I saw some data from the Atlanta Fed [1] on wage growth that looked remarkably suitable for a dynamic information equilibrium model (also described in my recent paper). One of the interesting things here is that it is a dynamic equilibrium between wages ($W$) and the rate of change of wages ($dW/dt$) so that we have the model $dW/dt \rightleftarrows W$:

$$
\frac{d}{dt} \log \frac{d}{dt} \log W = \frac{d}{dt} \log \frac{dW/dt}{W} \approx \gamma + \sigma_{i} (t)
$$

where $\gamma$ is the dynamic equilibrium growth rate and $\sigma_{i} (t)$ represents a series of shocks. This model works remarkably well:


The shock transitions are in 1992.0, 2002.4, 2009.4, and 2014.7 which all follow the related shock to unemployment. A negative shock to employment drives down wage growth (who knew?), but it also appears that wage growth has a tendency to increase at about 4.2% per year [2] unless there is a positive shock to employment (such as in 2014) when it can increase faster. The most recent downturn in the data is possibly consistent with the JOLTS leading indicators showing a deviation, however since the wage growth data seems to lag recessions it is more likely that this is a measurement/noise fluctuation.

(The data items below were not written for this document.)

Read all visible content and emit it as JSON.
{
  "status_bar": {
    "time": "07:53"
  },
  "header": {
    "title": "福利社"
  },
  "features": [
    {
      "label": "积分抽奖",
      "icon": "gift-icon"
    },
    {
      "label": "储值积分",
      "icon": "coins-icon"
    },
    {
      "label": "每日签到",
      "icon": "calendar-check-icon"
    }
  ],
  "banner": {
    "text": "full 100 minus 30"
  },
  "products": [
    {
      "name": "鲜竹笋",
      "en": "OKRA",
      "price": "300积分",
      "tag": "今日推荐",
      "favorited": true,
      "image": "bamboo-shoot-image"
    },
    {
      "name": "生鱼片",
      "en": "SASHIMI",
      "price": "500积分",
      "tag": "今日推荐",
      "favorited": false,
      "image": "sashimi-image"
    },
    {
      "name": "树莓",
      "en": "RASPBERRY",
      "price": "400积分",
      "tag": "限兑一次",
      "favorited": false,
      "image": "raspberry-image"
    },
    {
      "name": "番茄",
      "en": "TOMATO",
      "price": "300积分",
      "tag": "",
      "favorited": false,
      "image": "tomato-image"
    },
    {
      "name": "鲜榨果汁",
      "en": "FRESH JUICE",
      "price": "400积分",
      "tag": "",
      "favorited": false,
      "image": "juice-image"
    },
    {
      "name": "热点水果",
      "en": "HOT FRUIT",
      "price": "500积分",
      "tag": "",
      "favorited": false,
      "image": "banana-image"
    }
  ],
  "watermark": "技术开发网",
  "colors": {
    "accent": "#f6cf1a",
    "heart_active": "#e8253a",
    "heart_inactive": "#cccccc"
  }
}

I added the wage growth series to the labor market "seismogram" collection, and we can see a fall in wage growth typically follows a recession:


...

Update 20 March 2021

It's not groundbreaking, but I should add that since $W \rightleftarrows NGDP$, the model is basically (by the transitive property of information equilibrium) that increases in NGDP are informationally equivalent to increases in the rate of growth of wages — a growing economy opens the opportunity set for wage growth.

At least until this happens.

(I've felt that the $\frac{dW}{dt} \rightleftarrows W$ formulation was a bit abstract, but realized I've never updated the post with how I thought about it in a more concrete way.)

...

Footnotes:

[1] The time series is broken before 1997, but data goes back to 1983 in the source material. I included data back to 1987. However the data prior the 1991 recession does not have the complete 1980s recession(s), so the fit to that recession shock would be highly uncertain and so I left it out.

[2] Wage growth it typically around 3.0% lately, so a 4.2% increase in that rate would mean that after a year wage growth would be about 3.1% and after 2 years about 3.3% in the absence of shocks.